Added to which/that, I can always play the Caledonian card and assure everybody that I am following Jockinese rules of grammar and meaning. These do, of course, exist. I have never yet met a Southron who has been able to understand that ‘I doubt we will have rain today’ meant ‘I am absolutely certain that it will rain today’ to many of my parents’ generation, particularly north of the Highland Fault (where it rains nearly every day anyway, if truth be told).
Moving on, I absolutely agree with you about prescriptivitists who try to tell us what is ‘right’ and’wrong’. May they all rot in an linguistic Hell of their own making. I hope that I never follow their example.
Can one be a disciple ‘for’ something instead of the more usual ‘of ‘it?
Araminta – yup, I understand ‘etymologically’!
But I am surprised that you think so. Whilst it can be very useful to go back to the roots from which a modern word has been drawn in establishing its meaning, I am an staunch advocate of words meaning what they now mean, rather than what they ought to mean from their origins.
If you’ve caught me out in this, I shall be suitably abashed.
However, if you are talking about political semantics – like your insistence that ‘racism’ includes and subsumes ‘culturalism’ – I reject the accusation strongly. That particular sweeping inclusivity is valid only for a polarised subset of speakers. 😆
Hi JM – yes, I wondered about that when I wrote it. “For” seemed more appropriate at the time, but I fear I have possibly distorted the meaning of ‘disciple’ here; perhaps I should have used ‘standard-bearers’?
Ah, Bearsy, spot on!
Racism, well I remember you asserting that racism means whatever you choose it to mean. 😉
You have it back-ackards, Araminta. Shame on you. 😯
Sussex dialect again.
I’m only joshing, Bearsy!
Night night, it’s been an interesting discussion. 🙂
Entendu. 😆
Sleep well.
Thanks for ‘standard-bearers’, Bearsy. I can now go to bed. Kept trying to think of nouns using ‘for’ rather than ‘of’ in the context but was struggling. I had just about convinced myself that ‘advocates’ might work but I was still a bit dubious.
Whatever, thanks for this post again. I enjoyed it this morning and was genuinely reluctant to tear myself away from it to go to work. Pullum rules!
Yay! Pullum rules indeed!
Slumber peacefully.
Blimey! Way over my head! I never even worried about grammar until now! How will I ever be able to write in the Chariot again without worrying about getting corrected?! And I was just feeling comfortable about my spelling!
It must be a classic example of how things get worse through time. I despair of the quality of the report writing of my underlings at work and my teenage children.

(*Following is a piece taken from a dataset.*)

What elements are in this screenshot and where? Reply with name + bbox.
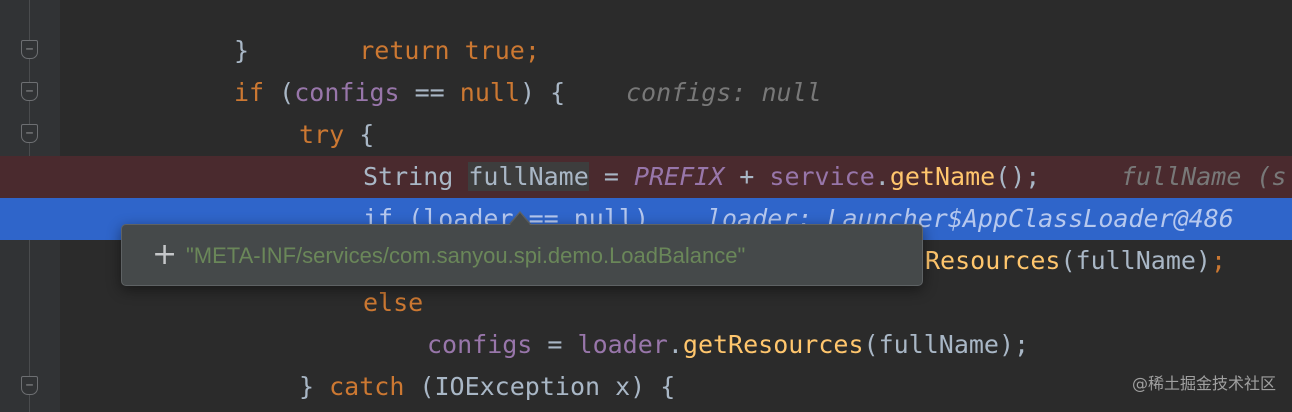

But I don’t recall any lessons at Grammar school about grammar! So you old fogies must think the same of me as I do of my juniors. Yikes!
The Chariot at its best (with no apostrophe), but I can’t contribute as I know nuffink!
Me and you both Cuprum. I’m negatively terrified of writing a new post for fear of castigation. It’s got so bad I’m fretting over every plural. To disguise my worry over where the apostrophe should go I’ve tried to make light of it by adding lots of eseseses at the end of the word.
Example sentence-
The pterodactyl expert’s wit was cram packed with lots of sarcasmseseseseses.